His doctor, though, is just hell-bent on keeping him in the hospital. At first he wanted him on the transitional care unit, which is basically intensive physical therapy for people recovering from strokes and traumas. The PT might help him get some of his strength back. Well, yeah, it might…if he had enough time left to get his strength back. But a man who was given six months to live a year and a half ago, who’s got huge tumors in his lungs with mets to his brain, bones, and kidneys doesn’t have that kind of time left. And he doesn’t need to be spending what little time he’s got left trapped in a cold, sterile hospital room, or torturing himself with PT. It’s just ridiculous.
Now that they’ve come out and told Harold that he’s not going to see Christmas, they’ve decided that he needs to stay in the hospital for pain management, as long as his insurance will pay for it.

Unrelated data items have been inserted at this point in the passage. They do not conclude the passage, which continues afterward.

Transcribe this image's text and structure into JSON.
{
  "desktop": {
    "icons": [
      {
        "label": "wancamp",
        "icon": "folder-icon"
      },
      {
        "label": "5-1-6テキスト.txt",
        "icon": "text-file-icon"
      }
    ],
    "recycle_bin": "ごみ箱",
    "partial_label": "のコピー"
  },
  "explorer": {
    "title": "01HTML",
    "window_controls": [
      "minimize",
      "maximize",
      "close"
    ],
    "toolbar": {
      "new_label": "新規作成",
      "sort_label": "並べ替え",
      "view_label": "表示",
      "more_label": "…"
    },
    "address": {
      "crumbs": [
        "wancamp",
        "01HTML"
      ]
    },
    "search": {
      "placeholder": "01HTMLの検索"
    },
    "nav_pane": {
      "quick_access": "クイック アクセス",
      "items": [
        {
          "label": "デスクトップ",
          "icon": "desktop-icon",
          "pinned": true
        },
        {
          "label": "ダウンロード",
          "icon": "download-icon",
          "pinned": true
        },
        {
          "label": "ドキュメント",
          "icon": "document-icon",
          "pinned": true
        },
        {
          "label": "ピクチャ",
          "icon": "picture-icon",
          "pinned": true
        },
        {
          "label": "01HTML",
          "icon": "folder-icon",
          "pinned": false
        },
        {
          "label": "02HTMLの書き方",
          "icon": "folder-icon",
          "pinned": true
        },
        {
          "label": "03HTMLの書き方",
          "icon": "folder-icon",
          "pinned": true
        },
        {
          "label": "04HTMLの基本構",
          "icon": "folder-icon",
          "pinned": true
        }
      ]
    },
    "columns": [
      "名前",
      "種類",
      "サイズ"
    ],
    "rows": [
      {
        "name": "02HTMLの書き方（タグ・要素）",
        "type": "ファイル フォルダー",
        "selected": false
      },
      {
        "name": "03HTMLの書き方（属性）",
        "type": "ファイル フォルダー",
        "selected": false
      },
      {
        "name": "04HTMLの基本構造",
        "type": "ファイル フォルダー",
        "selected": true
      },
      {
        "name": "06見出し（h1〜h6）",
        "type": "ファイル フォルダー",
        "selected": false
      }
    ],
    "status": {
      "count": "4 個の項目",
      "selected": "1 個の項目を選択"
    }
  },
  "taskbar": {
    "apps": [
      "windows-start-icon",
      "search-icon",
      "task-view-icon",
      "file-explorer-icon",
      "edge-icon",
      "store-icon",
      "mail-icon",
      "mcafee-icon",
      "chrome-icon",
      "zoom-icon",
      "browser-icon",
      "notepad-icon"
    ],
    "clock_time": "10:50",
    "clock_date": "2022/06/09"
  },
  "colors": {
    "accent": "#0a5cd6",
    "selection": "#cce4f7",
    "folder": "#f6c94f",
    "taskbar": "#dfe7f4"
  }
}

If the insurance won’t pay for it, then they’ll send him home with hospice. To me, this seems incredibly cruel. There’s no benefit to keeping him in the hospital–he’s a DNR and hospice can manage his pain at home. Besides, he wants to be at home. The whole thing is mind-bogglingly stupid.
Let the poor man go home and have some semblance of normalcy to his last days. Let him decorate his Christmas tree one last time. Let him sit in his recliner. Let him drink his coffee brewed just how he likes it out of his own cup. Let him sleep a few more nights in the same bed with his wife. Let him die with some dignity and peace of mind.
And, you know, he’s not the only one who could benefit from hospice care. Seeing him doped up at home in his own bed or his own recliner would be a lot easier for the family than seeing him doped up in a hospital bed. Most of the family could also do with the emotional support and help coming to terms with all of this that hospice provides. Especially the aunt who lost her husband to cancer 19 years ago. He died long, slow, and hard, with really bad seizures at the end, and she’s never really gotten over some of the things she saw then. The possibility of her sister having to see those sorts of thing seems to prey on her. She’s having a horrible time coping with all this.
This is what hospice if for, for pity’s sake. I just don’t understand why his doctor is so unwilling to use it.